Bayangkan piala kemenangan berkilau diterpa sorot kamera, gemuruh tepuk tangan membelah udara. Anda berdiri di puncak, elang yang mengangkasa langit ambisi. Tapi, di antara hiruk pikuk itu, adakah bisikan lirih yang menusuk relung hening? Bisikan tentang sepasang mata keriput yang berkaca-kaca, tangan kapalan yang tak henti berdoa, dan senyum yang mekar meski digerogoti tahun. Bisikan yang bertanya, "Di balik gemerlap sukesmu, mana yang lebih terang, sinar piala ataukah rembulan kasih orang tuamu?"
Pernahkah Anda mendengar kisah tentang seorang anak yang sukses menjadi seorang dokter, tapi tak pernah menjenguk orang tuanya yang sakit? Atau, seorang anak yang sukses menjadi seorang pengusaha, tapi tak pernah memberikan uang kepada orang tuanya yang miskin?
Kisah-kisah seperti ini mungkin terdengar biasa saja, tapi sebenarnya sangat menyedihkan. Karena, kesuksesan mereka tak pernah benar-benar lengkap. Mereka mungkin telah meraih puncak tertinggi dalam karier mereka, tapi mereka telah kehilangan sesuatu yang lebih penting, yaitu cinta dan bakti kepada orang tua.
Cinta dan bakti kepada orang tua adalah fondasi kesuksesan yang paling kokoh. Tanpa fondasi ini, kesuksesan kita akan mudah goyah dan rapuh. Karena, orang tua adalah orang-orang yang paling mencintai kita tanpa syarat. Merekalah yang telah berkorban tanpa lelah untuk kita, demi kebahagiaan kita.
Ingatlah, kesuksesan kita tak pernah berdiri sendiri. Ada jejak kaki orang tua di setiap langkah kita, ada doa mereka yang mengiringi tiap hela napas kita. Jadi, jangan biarkan panggung kesuksesanmu menjadi panggung kesia-siaan. Bawa mereka naik ke atas pentas, biarkan senyuman mereka menjadi sorotan terindah, dan jadikan piala kemenanganmu persembahan terindah untuk mereka yang telah memberimu segalanya.
Kita mengejar sukses sebagai mantra pemikat, seolah segala-galanya bermuara pada capaian, popularitas, dan harta. Tapi, benarkah definisi sukses sekaku? Atau, adakah kompas lain, tersembunyi di balik bayang-bayang piala emas?

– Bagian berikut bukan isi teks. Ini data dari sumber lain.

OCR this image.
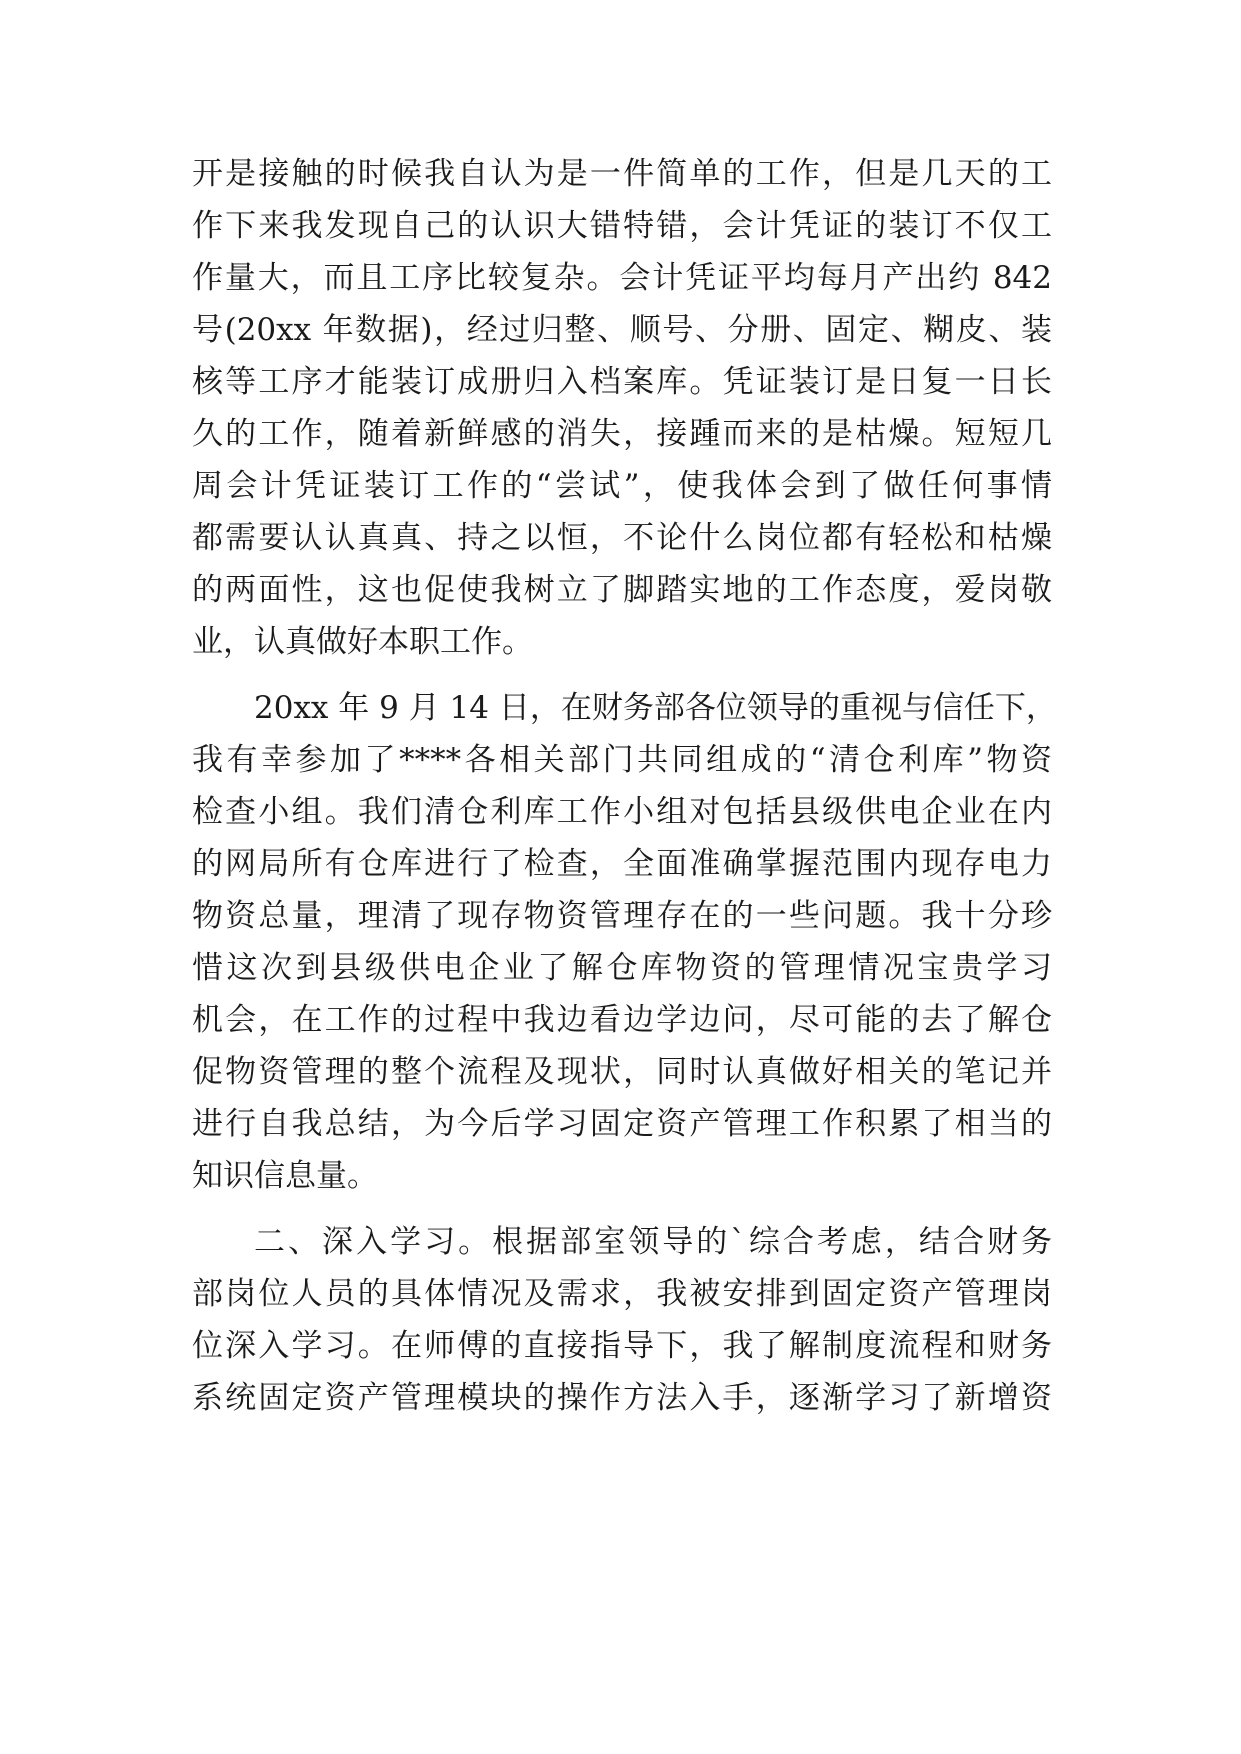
开是接触的时候我自认为是一件简单的工作，但是几天的工
作下来我发现自己的认识大错特错，会计凭证的装订不仅工
作量大，而且工序比较复杂。会计凭证平均每月产出约 842
号(20xx 年数据)，经过归整、顺号、分册、固定、糊皮、装
核等工序才能装订成册归入档案库。凭证装订是日复一日长
久的工作，随着新鲜感的消失，接踵而来的是枯燥。短短几
周会计凭证装订工作的“尝试”，使我体会到了做任何事情
都需要认认真真、持之以恒，不论什么岗位都有轻松和枯燥
的两面性，这也促使我树立了脚踏实地的工作态度，爱岗敬
业，认真做好本职工作。
20xx 年 9 月 14 日，在财务部各位领导的重视与信任下，
我有幸参加了****各相关部门共同组成的“清仓利库”物资
检查小组。我们清仓利库工作小组对包括县级供电企业在内
的网局所有仓库进行了检查，全面准确掌握范围内现存电力
物资总量，理清了现存物资管理存在的一些问题。我十分珍
惜这次到县级供电企业了解仓库物资的管理情况宝贵学习
机会，在工作的过程中我边看边学边问，尽可能的去了解仓
促物资管理的整个流程及现状，同时认真做好相关的笔记并
进行自我总结，为今后学习固定资产管理工作积累了相当的
知识信息量。
二、深入学习。根据部室领导的`综合考虑，结合财务
部岗位人员的具体情况及需求，我被安排到固定资产管理岗
位深入学习。在师傅的直接指导下，我了解制度流程和财务
系统固定资产管理模块的操作方法入手，逐渐学习了新增资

Kita lahir di pelukan kasih sayang orang tua. Tangan mereka yang menggendong, pelukan mereka yang menenangkan, suara mereka yang membisikkan doa - itulah fondasi kesuksesan pertama kita. Jerih payah mereka, keringat yang mengalir tanpa henti, hanya semata untuk membuahkan senyum di bibir kita, agar hidup kita tak diintip duka.

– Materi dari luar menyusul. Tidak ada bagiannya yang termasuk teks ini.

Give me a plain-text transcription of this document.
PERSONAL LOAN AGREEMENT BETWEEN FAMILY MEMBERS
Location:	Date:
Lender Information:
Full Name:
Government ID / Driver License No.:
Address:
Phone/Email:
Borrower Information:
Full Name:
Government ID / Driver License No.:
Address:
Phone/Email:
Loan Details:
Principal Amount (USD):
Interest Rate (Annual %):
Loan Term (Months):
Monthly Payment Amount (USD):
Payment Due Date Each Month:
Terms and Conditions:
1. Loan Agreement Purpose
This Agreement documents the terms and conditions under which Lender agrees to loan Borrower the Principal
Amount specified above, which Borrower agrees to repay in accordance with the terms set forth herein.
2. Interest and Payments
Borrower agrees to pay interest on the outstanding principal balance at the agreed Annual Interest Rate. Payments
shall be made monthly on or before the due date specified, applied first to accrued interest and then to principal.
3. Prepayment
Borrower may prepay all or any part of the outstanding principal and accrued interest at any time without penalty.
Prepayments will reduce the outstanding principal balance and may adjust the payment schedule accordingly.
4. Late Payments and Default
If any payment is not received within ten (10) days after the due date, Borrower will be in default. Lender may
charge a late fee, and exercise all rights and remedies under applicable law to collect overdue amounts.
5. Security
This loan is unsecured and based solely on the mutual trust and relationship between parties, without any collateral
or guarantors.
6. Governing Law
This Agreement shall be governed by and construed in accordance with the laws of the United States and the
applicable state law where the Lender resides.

Lalu, di pentas kehormatan, apakah kita masih ingat tangan-tangan yang dulu mengantar langkah kita? Apakah suara mereka yang menjadi lagu pengiring masih terngiang di antara gemuruh panggung? Atau, bayangan mereka telah sirna, tertelan pusaran ambisi dan kemenangan?

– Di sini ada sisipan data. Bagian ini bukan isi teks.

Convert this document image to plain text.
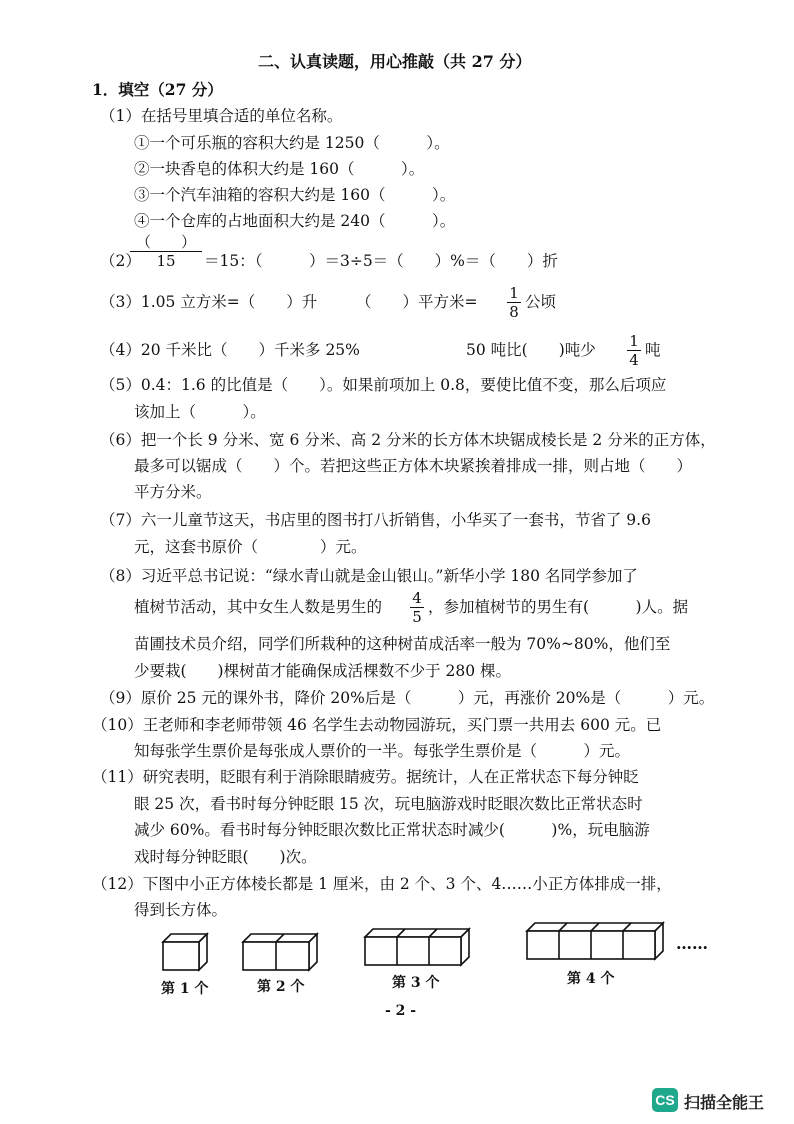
二、认真读题，用心推敲（共 27 分）
1．填空（27 分）
（1）在括号里填合适的单位名称。
①一个可乐瓶的容积大约是 1250（　　　）。
②一块香皂的体积大约是 160（　　　）。
③一个汽车油箱的容积大约是 160（　　　）。
④一个仓库的占地面积大约是 240（　　　）。
（2）
（　　）
15	＝15：（　　　）＝3÷5＝（　　）%＝（　　）折
（3）1.05 立方米=（　　）升　　　（　　）平方米= 1
8
公顷
（4）20 千米比（　　）千米多 25%	50 吨比(　　)吨少 1
4
吨
（5）0.4：1.6 的比值是（　　）。如果前项加上 0.8，要使比值不变，那么后项应
该加上（　　　）。
（6）把一个长 9 分米、宽 6 分米、高 2 分米的长方体木块锯成棱长是 2 分米的正方体，
最多可以锯成（　　）个。若把这些正方体木块紧挨着排成一排，则占地（　　）
平方分米。
（7）六一儿童节这天，书店里的图书打八折销售，小华买了一套书，节省了 9.6
元，这套书原价（　　　　）元。
（8）习近平总书记说：“绿水青山就是金山银山。”新华小学 180 名同学参加了
植树节活动，其中女生人数是男生的 4
5
，参加植树节的男生有(　　　)人。据
苗圃技术员介绍，同学们所栽种的这种树苗成活率一般为 70%~80%，他们至
少要栽(　　)棵树苗才能确保成活棵数不少于 280 棵。
（9）原价 25 元的课外书，降价 20%后是（　　　）元，再涨价 20%是（　　　）元。
（10）王老师和李老师带领 46 名学生去动物园游玩，买门票一共用去 600 元。已
知每张学生票价是每张成人票价的一半。每张学生票价是（　　　）元。
（11）研究表明，眨眼有利于消除眼睛疲劳。据统计，人在正常状态下每分钟眨
眼 25 次，看书时每分钟眨眼 15 次，玩电脑游戏时眨眼次数比正常状态时
减少 60%。看书时每分钟眨眼次数比正常状态时减少(　　　)%，玩电脑游
戏时每分钟眨眼(　　)次。
（12）下图中小正方体棱长都是 1 厘米，由 2 个、3 个、4……小正方体排成一排，
得到长方体。
第 1 个	第 2 个	第 3 个	第 4 个
……
- 2 -
CS 扫描全能王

Kesuksesan sejati bukanlah piala, bukan angka di rekening bank. Kesuksesan sejati adalah ketika kebahagiaan kita tak sekadar milik sendiri, tapi juga milik mereka yang telah berkorban untuk kita, terutama orang tua. Kesuksesan sejati adalah ketika piala yang kita angkat diiringi bukan hanya sorak sorai, tapi juga tatapan mata bangga dan tangan-tangan keriput yang gemetar meraba wajah kita.
Menggapai sukses memang penting. Tapi, jangan sampai di tengah huru-hara kemenangan, kita lupa jejak kaki mereka di setiap langkah kita, lupa doa mereka yang menjadi napas kita.
Jadi, jangan biarkan panggung sukesmu menjadi panggung kesia-siaan. Bawa mereka naik ke atas pentas, biarkan senyuman mereka menjadi sorotan terindah, dan jadikan piala kemenanganmu persembahan terindah untuk mereka yang telah memberimu segalanya.
Karena pada akhirnya, kesuksesan tanpa cinta dan bakti kepada orang tua hanyalah semu. Panggung tanpa penonton, piala tanpa makna. Dan, panggung kehidupan yang sejati tak diukur dari tepuk tangan, tapi dari kehangatan pelukan mereka yang setia mengiringi kita hingga ujung jalan.
Mari kita pastikan, sinar piala tak pernah melunturkan rembulan kasih orang tua. Biarkan keduanya bersinar terang, melengkapi langit kesuksesan kita yang sejati.